MDDC Joins Brief in Support of St. Mary's Appeal

The MDDC Press Association has signed on to an amicus brief in support of the St. Mary’s Today appeal in the newspaper’s lawsuit against St. Mary’s County law enforcement officials.

Also supporting the appeal are the Association of Alternative Newspapers, the American Society of Newspaper Editors, Reporters’ Committee for Freedom of the Press and Maryland Media, publisher of The Diamondback at the University of MD.

The lawsuit was dismissed in federal court earlier this year and has been appealed to the 4th U.S. Circuit Court of Appeals, which is being asked to reinstate the case to send it back to trial. No date had been set for a hearing in the Court of Appeals by press time.
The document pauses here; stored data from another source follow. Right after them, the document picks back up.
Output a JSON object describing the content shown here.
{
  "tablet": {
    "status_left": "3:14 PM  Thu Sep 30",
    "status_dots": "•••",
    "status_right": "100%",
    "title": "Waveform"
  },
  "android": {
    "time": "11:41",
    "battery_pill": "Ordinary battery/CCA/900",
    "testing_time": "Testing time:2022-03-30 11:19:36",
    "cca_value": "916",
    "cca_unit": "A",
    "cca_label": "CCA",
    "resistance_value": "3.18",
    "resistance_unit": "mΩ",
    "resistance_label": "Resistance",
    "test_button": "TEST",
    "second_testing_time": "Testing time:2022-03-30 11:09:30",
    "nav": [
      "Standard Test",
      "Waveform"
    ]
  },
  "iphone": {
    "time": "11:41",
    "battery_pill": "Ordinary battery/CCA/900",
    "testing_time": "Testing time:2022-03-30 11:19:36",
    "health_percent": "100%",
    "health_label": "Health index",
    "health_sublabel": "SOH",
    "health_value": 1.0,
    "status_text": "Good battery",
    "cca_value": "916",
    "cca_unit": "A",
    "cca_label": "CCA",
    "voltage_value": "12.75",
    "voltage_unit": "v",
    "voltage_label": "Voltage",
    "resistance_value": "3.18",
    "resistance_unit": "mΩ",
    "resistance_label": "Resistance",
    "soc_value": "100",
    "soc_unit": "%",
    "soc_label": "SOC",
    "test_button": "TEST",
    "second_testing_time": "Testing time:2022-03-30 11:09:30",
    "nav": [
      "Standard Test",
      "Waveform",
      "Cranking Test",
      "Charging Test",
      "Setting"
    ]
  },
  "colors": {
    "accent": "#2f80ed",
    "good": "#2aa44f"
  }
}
Kenneth C. Rossignol, publisher of St. Mary’s Today, filed the lawsuit against St. Mary’s County State’s Attorney Richard Fritz, the Board of County Commissioners, the county sheriff and seven of his deputies. It alleges that on Nov. 3, 1998, seven deputies violated Rossignol’s First Amendment rights by purchasing more than 1,300 copies of his newspaper that contained articles critical of Sheriff Richard J. Voorhaar and Fritz on election day in order to keep voters from reading those articles.

In dismissing the suit, U.S. District Judge Earnest H. Nickerson said it was not proved that the deputies acted in their official capacity as police officers when they bought the newspapers.

The amicus brief, filed by the firm of Jenner & Block, is based on a law that was passed immediately after the Civil War and cites civil rights history as far back as 17th and 18th century English law. It contends that whether in uniform or not, the deputies were acting on behalf of government officials and the rights of citizens were violated by a deliberate effort of the officials.

The brief states that: "The actions of the Sheriff’s Department in St. Mary’s County are particularly troubling because they attack core political speech on election day – at a point where the public’s right to know should be at its zenith."

"Like the British government four hundred years earlier, the defendants recognized that they could not stop the St. Mary’s Today at the printing press, so they focused on its point of distribution," said the brief. "They prevented the plaintiff from circulating his protected speech, and deprived the readers – occasionally in face-to-face confrontations – from receiving the speech."

According to the brief, Section 1983 of the federal civil rights law was created to provide a remedy for a broad range of conduct that violates civil rights. The amicii contend this purpose of the law was ignored in the trial court, which only focused on whether the deputy sheriffs were off duty or not.